The lev_print_cost function simply prints out the bottom-right value with a suitable bit of text.
levenshtein.c part 5
//-------------------------------------------------------- // FUNCTION lev_free //-------------------------------------------------------- void lev_free(levenshtein* lp) { if(lp != NULL) { if(lp->grid != NULL) { for(int r = 0; r <= lp->source_length; r++) { if(lp->grid[r] == NULL) { printf("%d NULL\n", r); } free(lp->grid[r]); } free(lp->grid); } free(lp); } } //-------------------------------------------------------- // FUNCTION min //-------------------------------------------------------- static int min(int a, int b, int c) { int m; (a <= b && a <= c) ? (m = a) : (b <= a && b <= c) ? (m = b) : (m = c); return m; }
The lev_free function takes a levenshtein pointer and attempts to free it's various blocks of dynamic memory. It should be possible to call free on memory which is NULL without any errors but I have found that to be a bit erratic so have included the "if != NULLs". At least they don't do any harm. As I mentioned above this function can safely be called with a partially-malloc'ed struct.

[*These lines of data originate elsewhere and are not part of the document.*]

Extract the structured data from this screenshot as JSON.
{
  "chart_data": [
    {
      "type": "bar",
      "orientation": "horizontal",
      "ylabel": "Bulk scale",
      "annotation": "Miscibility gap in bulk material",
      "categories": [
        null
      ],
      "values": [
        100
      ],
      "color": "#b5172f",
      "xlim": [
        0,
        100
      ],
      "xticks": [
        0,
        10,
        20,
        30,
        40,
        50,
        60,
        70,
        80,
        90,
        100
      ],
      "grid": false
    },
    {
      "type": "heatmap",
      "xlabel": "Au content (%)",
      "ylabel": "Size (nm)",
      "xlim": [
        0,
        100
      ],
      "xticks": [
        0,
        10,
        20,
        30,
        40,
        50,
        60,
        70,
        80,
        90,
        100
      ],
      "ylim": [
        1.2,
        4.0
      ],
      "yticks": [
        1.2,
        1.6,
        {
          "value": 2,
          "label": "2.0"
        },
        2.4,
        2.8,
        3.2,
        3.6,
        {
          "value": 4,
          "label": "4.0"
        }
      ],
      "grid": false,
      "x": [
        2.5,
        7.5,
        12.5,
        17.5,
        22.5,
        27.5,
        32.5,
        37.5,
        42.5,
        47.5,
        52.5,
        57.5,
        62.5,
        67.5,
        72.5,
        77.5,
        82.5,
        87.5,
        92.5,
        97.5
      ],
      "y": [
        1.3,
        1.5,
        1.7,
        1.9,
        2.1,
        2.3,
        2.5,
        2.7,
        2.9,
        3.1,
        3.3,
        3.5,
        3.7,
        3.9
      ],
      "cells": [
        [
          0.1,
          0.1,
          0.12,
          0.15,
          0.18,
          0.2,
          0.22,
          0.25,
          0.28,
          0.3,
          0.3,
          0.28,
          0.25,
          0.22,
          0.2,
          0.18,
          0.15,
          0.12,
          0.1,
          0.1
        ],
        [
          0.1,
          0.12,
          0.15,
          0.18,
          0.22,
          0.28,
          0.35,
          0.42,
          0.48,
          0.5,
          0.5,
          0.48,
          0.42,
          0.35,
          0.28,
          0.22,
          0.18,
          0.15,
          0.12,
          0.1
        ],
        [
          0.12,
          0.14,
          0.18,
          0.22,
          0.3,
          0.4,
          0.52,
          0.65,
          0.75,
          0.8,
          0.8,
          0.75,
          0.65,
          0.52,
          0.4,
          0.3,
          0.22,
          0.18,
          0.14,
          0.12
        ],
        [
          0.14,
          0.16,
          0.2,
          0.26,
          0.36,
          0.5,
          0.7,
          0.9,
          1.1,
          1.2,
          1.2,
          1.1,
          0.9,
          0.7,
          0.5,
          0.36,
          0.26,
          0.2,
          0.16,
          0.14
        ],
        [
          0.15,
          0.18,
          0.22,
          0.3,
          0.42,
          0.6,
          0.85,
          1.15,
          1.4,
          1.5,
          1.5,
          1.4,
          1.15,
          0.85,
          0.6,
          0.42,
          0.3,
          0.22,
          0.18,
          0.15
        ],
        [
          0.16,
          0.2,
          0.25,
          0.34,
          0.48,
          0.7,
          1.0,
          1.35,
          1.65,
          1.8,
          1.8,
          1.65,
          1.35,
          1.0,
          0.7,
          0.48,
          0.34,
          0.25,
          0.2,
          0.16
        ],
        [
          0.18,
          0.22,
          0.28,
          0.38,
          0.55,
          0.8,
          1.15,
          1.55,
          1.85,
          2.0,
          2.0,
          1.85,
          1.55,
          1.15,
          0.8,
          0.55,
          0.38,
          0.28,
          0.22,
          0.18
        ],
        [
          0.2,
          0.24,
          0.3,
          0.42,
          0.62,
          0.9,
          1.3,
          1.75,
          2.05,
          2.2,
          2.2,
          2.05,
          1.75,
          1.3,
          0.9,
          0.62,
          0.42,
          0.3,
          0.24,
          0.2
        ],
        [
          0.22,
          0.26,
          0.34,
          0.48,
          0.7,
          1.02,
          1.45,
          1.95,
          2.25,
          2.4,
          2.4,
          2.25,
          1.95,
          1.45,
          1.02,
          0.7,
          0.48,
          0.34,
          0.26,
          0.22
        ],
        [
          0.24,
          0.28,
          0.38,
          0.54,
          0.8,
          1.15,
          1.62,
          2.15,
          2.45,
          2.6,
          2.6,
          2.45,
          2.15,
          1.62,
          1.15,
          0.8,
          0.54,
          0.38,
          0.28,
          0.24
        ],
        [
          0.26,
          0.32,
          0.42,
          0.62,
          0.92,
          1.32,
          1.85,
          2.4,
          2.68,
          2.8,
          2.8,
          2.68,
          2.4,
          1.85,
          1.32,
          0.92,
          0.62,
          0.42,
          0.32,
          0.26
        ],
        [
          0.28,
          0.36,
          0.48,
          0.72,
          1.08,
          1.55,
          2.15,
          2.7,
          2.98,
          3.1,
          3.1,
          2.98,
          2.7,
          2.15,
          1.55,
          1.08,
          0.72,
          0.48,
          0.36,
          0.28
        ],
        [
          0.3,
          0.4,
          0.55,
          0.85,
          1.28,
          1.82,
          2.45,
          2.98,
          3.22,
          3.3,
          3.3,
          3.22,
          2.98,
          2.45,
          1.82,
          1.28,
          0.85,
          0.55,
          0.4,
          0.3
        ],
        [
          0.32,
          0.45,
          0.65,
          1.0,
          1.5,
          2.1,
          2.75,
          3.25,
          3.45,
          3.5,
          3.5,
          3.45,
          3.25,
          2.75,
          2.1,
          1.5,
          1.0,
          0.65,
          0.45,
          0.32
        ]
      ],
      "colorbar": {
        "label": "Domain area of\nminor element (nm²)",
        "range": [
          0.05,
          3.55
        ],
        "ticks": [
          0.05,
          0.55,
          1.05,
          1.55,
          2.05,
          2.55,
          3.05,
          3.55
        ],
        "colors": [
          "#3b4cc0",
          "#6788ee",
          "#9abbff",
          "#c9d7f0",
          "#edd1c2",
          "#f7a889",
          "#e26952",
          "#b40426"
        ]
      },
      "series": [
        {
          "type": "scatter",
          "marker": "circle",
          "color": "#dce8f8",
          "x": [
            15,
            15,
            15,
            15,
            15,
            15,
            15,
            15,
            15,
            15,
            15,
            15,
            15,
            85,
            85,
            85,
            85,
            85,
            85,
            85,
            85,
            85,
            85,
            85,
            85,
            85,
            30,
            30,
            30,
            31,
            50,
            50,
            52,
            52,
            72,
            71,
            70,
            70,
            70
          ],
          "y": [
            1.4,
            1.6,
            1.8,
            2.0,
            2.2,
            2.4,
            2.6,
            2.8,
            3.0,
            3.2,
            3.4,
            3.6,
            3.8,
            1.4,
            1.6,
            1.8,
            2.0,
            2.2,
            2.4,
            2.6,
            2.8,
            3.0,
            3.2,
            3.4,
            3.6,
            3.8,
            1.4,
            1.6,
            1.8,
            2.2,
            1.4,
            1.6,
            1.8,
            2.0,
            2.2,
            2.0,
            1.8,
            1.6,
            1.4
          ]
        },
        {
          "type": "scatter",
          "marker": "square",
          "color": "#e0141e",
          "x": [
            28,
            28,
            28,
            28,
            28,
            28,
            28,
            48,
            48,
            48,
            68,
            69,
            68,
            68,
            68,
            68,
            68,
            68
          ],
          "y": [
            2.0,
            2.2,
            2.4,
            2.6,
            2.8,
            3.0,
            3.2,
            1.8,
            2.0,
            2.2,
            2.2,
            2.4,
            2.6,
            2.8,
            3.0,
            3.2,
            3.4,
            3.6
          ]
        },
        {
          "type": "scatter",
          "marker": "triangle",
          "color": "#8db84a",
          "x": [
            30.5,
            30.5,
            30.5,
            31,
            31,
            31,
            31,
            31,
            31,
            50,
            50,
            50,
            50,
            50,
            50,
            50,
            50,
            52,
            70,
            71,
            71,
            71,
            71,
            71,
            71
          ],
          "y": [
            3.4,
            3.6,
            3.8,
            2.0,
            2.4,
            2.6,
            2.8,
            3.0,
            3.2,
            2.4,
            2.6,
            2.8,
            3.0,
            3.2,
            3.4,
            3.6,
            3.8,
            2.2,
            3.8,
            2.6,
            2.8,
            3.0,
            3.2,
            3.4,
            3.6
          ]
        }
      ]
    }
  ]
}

The min function simply returns the lowest of three ints. (I could have made this a variadic function using the "..." notation to take any number of ints but too many people waste time writing general-purpose functions for specific problems.)
That's the main coding done so we just need to demonstrate it in the main function.
main.c
#include<stdio.h> #include<stdlib.h> #include<stdbool.h> #include"levenshtein.h" //-------------------------------------------------------- // FUNCTION main //-------------------------------------------------------- int main(int argc, char* argv[]) { puts("-----------------------------"); puts("| codedrome.com |"); puts("| Levenshtein Word Distance |"); puts("-----------------------------\n"); levenshtein* lp = NULL; lp = lev_init("banama", "banana"); //lp = lev_init("banama", "elephant"); //lp = lev_init("levinstein", "levenshtein"); if(lp != NULL) { lev_calc(lp); lev_print_grid(lp); lev_print_cost(lp); lev_free(lp); return EXIT_SUCCESS; } else { puts("Cannot create Levenshtein :("); return EXIT_FAILURE; } }
Here we create a levenshtein pointer and initialize it with three different pairs of words (obviously only uncommenting one at a time). If lev_init works we then call the calc and print functions before calling the free function.
Compile and run the code with these commands.
Compile and Run
gcc main.c levenshtein.c -std=c11 -lm -o main
./main
I have already included the banama/banana output above so won't repeat it here. The word distance there was 1, so banana easily qualifies as a sensible suggestion if somebody mis-types banama. However, if you typed banama you wouldn't expect your word processor to suggest elephant, so let's try those two words.
Program Output = "banama" and "elephant"
---------------------------------------------
| codedrome.com - Levenshtein Word Distance |
---------------------------------------------
e l e p h a n t
0 1 2 3 4 5 6 7 8
b 1 1 2 3 4 5 6 7 8
a 2 2 2 3 4 5 5 6 7
n 3 3 3 3 4 5 6 5 6
a 4 4 4 4 4 5 5 6 6
m 5 5 5 5 5 5 6 6 7
a 6 6 6 6 6 6 5 6 7
Minimum cost of transforming "banama" to "elephant" = 7
The word distance here is 7 as banama needs to be almost completely re-typed to get to elephant. Clearly not a valid alternative.
Program Output = "levinstein" and "levenshtein"
---------------------------------------------
| codedrome.com - Levenshtein Word Distance |
---------------------------------------------
l e v e n s h t e i n
0 1 2 3 4 5 6 7 8 9 10 11
l 1 0 1 2 3 4 5 6 7 8 9 10
e 2 1 0 1 2 3 4 5 6 7 8 9
v 3 2 1 0 1 2 3 4 5 6 7 8
i 4 3 2 1 1 2 3 4 5 6 6 7
n 5 4 3 2 2 1 2 3 4 5 6 6
s 6 5 4 3 3 2 1 2 3 4 5 6
t 7 6 5 4 4 3 2 2 2 3 4 5
e 8 7 6 5 4 4 3 3 3 2 3 4
i 9 8 7 6 5 5 4 4 4 3 2 3
n 10 9 8 7 6 5 5 5 5 4 3 2
Minimum cost of transforming "levinstein" to "levenshtein" = 2
Finally levinstein/levenshtein. One substitution and one insertion give us a word distance of 2, also a sensible suggestion. You would probably consider word distances of 2 or perhaps 3 to be reasonable for alternative suggestions, but no more.